Hello I have the following ranger model:
X <- train_df[, -1]
y <- train_df$Price
rf_model <- ranger(Price ~ ., data = train_df, mtry = 11 ,splitrule = "extratrees" ,min.node.size = 1, num.trees =100)
I am trying to accomplish two things,
What I have tried:
**The following worked for optimizing for mtry,splitrule and min.node.size, but I can not add the number of trees into the equation, as it gives me an error in the case of doing so. ** # define the parameter grid to search over param_grid <- expand.grid(mtry = c(1:ncol(X)), splitrule = c( "variance", "extratrees", "maxstat"), min.node.size = c(1, 5, 10))

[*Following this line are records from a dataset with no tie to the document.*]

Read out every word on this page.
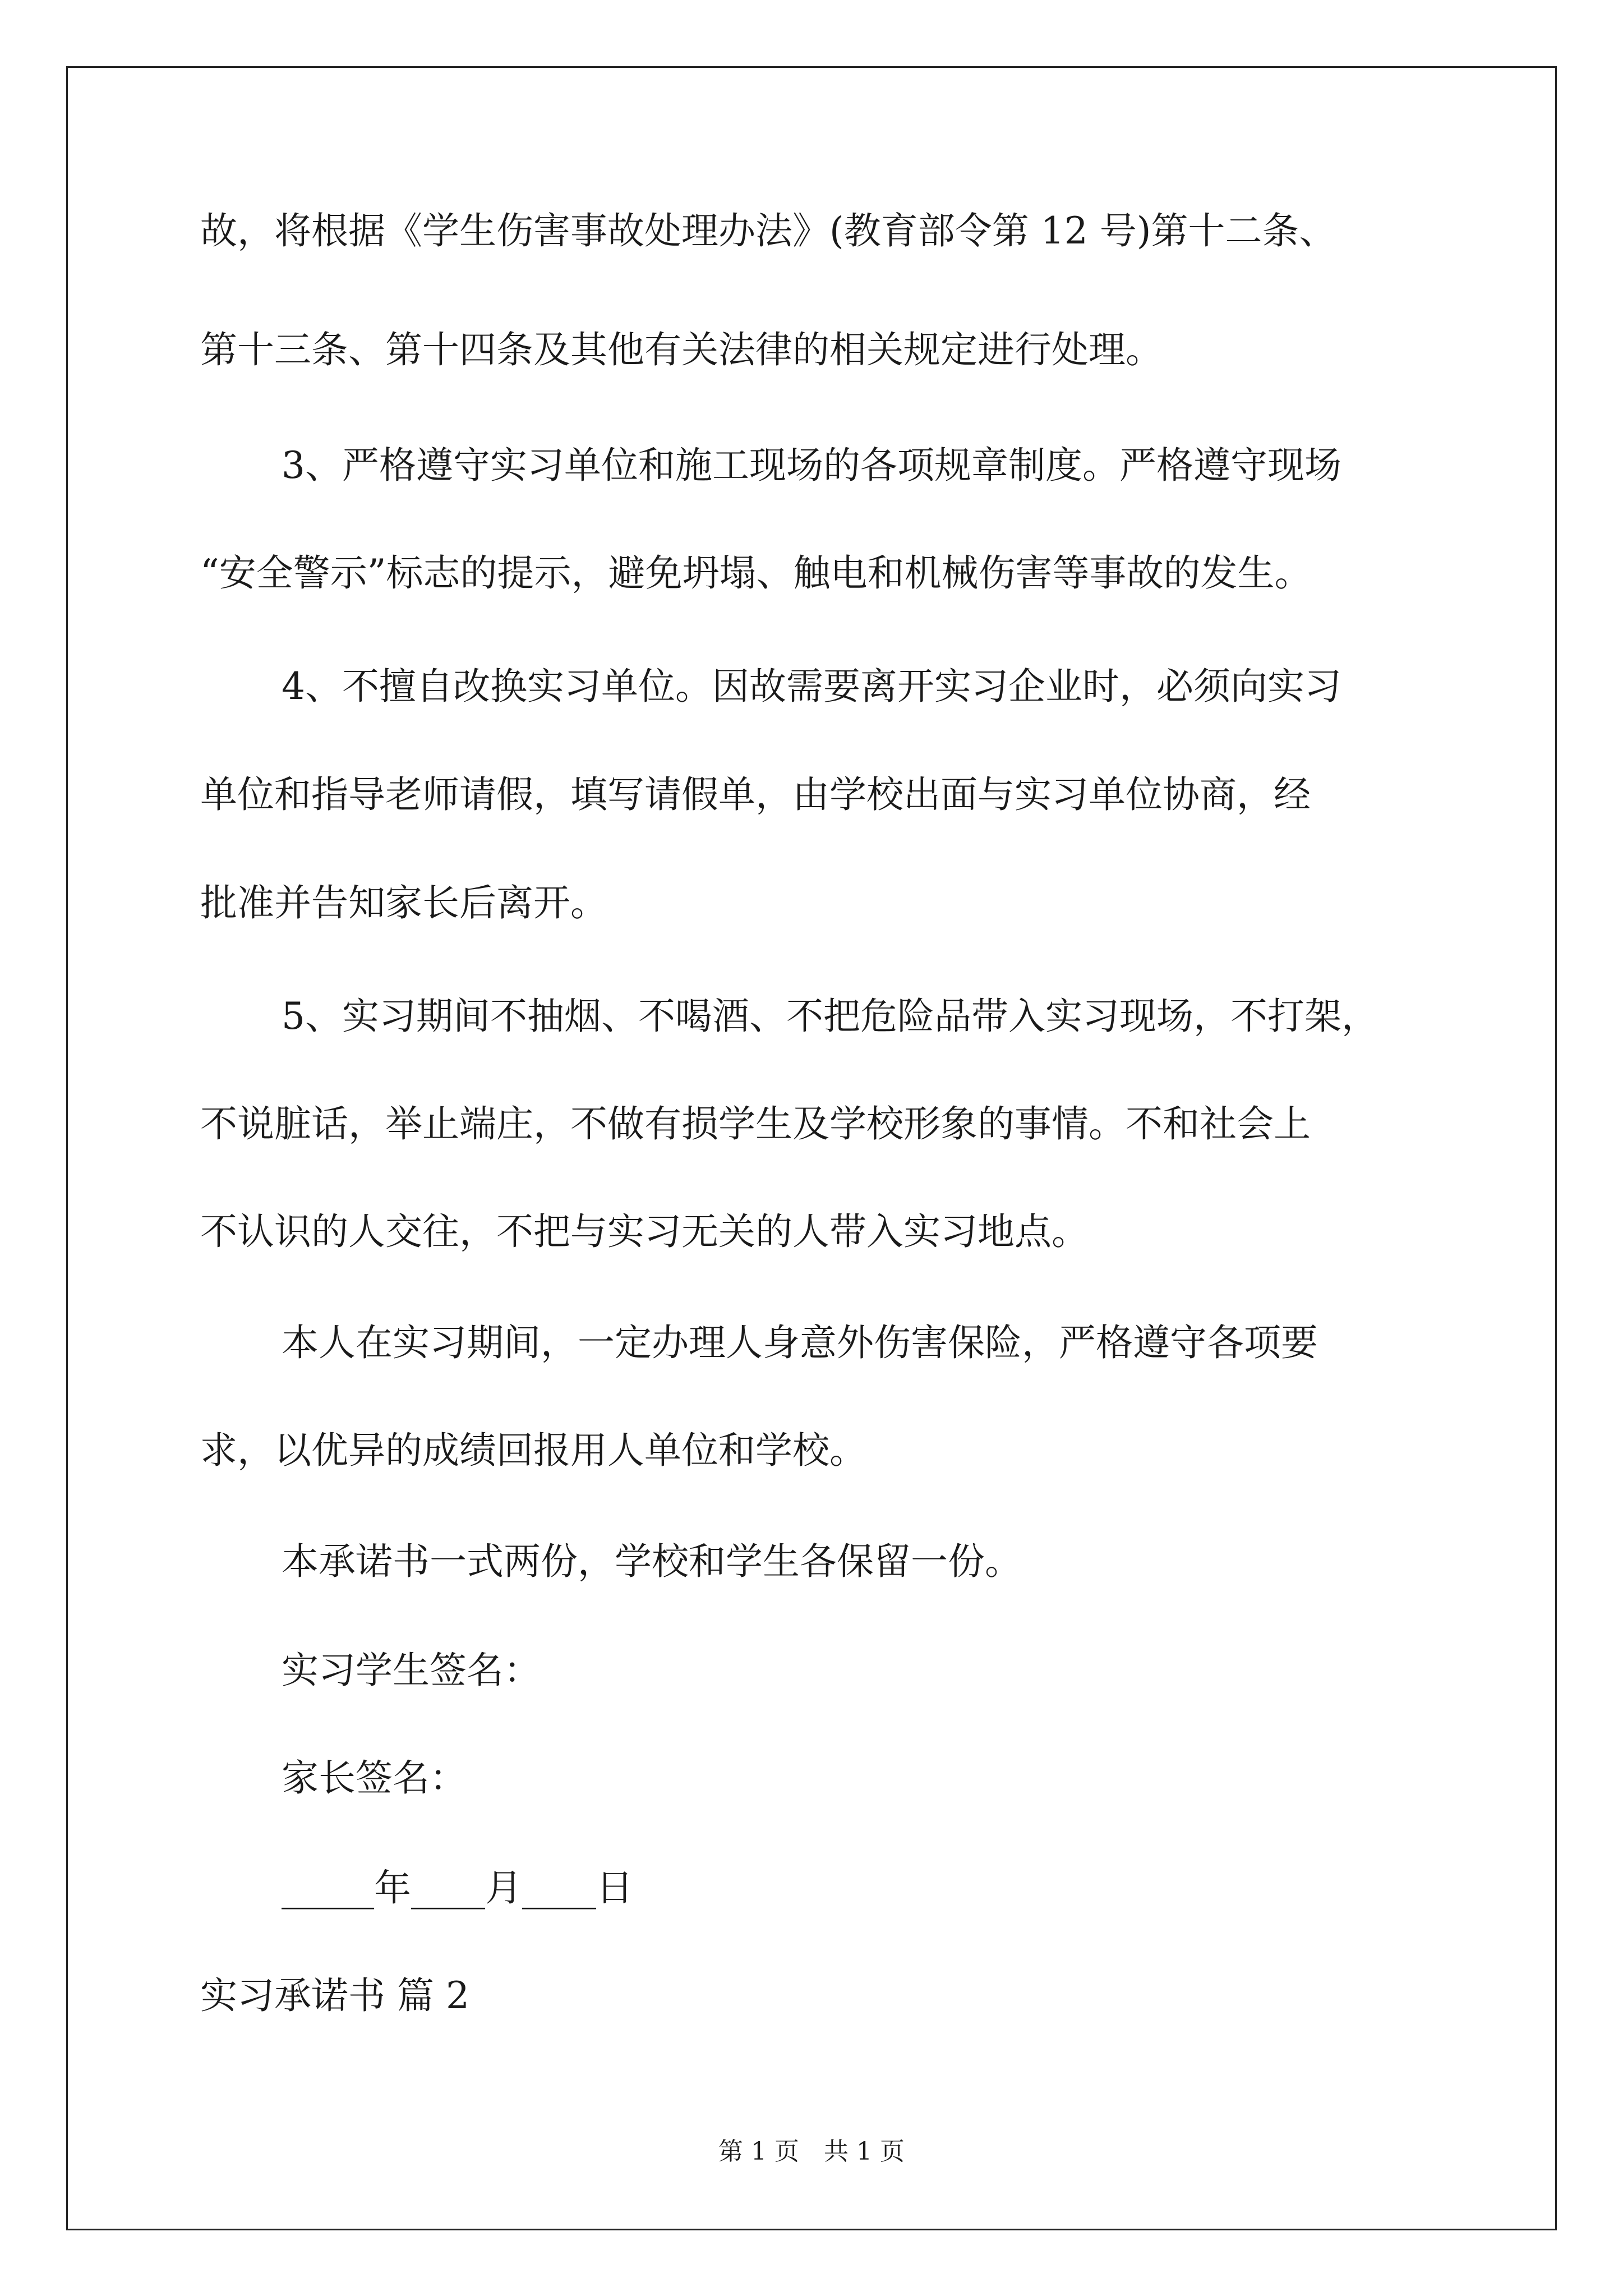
故，将根据《学生伤害事故处理办法》(教育部令第 12 号)第十二条、
第十三条、第十四条及其他有关法律的相关规定进行处理。
3、严格遵守实习单位和施工现场的各项规章制度。严格遵守现场
“安全警示”标志的提示，避免坍塌、触电和机械伤害等事故的发生。
4、不擅自改换实习单位。因故需要离开实习企业时，必须向实习
单位和指导老师请假，填写请假单，由学校出面与实习单位协商，经
批准并告知家长后离开。
5、实习期间不抽烟、不喝酒、不把危险品带入实习现场，不打架，
不说脏话，举止端庄，不做有损学生及学校形象的事情。不和社会上
不认识的人交往，不把与实习无关的人带入实习地点。
本人在实习期间，一定办理人身意外伤害保险，严格遵守各项要
求，以优异的成绩回报用人单位和学校。
本承诺书一式两份，学校和学生各保留一份。
实习学生签名：
家长签名：
_____年____月____日
实习承诺书 篇 2
第 1 页　共 1 页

# set up the cross-validation scheme
cv_scheme <- trainControl(method = "cv",
number = 5,
verboseIter = TRUE)
# perform the grid search using caret
rf_model <- train(x = X,
y = y,
method = "ranger",
trControl = cv_scheme,
tuneGrid = param_grid)
# view the best parameter values
rf_model$bestTune
One easy way to do it, is to add a num.trees
argument in train
and iterate over that argument.
The other way is to create your customized model see this chapter Using Your Own Model
there is an RPubs paper by Pham Dinh Khanh demonstrating that here
library(caret)
library(mlbench)
library(ranger)
data(PimaIndiansDiabetes)
x=PimaIndiansDiabetes[,-ncol(PimaIndiansDiabetes)]
y=PimaIndiansDiabetes[,ncol(PimaIndiansDiabetes)]
param_grid=expand.grid(mtry = c(1:4),
splitrule = c( "variance", "extratrees"),
min.node.size = c(1, 5))
cv_scheme <- trainControl(method = "cv",
number = 5,
verboseIter = FALSE)
models=list()
for (ntree in c(4,100)){
set.seed(123)
rf_model <- train(x = x,
y = y,
method = "ranger",
trControl = cv_scheme,
tuneGrid = param_grid,
num.trees=ntree)
name=paste0(ntree,"_tr_model")
models[[name]]=rf_model
}
models[["4_tr_model"]]
#> Random Forest
#>
#> 768 samples
#> 8 predictor
#> 2 classes: 'neg', 'pos'
#>
#> No pre-processing
#> Resampling: Cross-Validated (5 fold)
#> Summary of sample sizes: 614, 615, 614, 615, 614
#> Resampling results across tuning parameters:
#>
#> mtry splitrule min.node.size Accuracy Kappa
#> 1 variance 1 NaN NaN
#> 1 variance 5 NaN NaN
#> 1 extratrees 1 0.6808675 0.2662428
#> 1 extratrees 5 0.6783125 0.2618862
...
models[["100_tr_model"]]
#> Random Forest
...
#>
#> mtry splitrule min.node.size Accuracy Kappa
#> 1 variance 1 NaN NaN
#> 1 variance 5 NaN NaN
#> 1 extratrees 1 0.7473559 0.3881530
#> 1 extratrees 5 0.7564808 0.4112127
...
Created on 2023-04-19 with reprex v2.0.2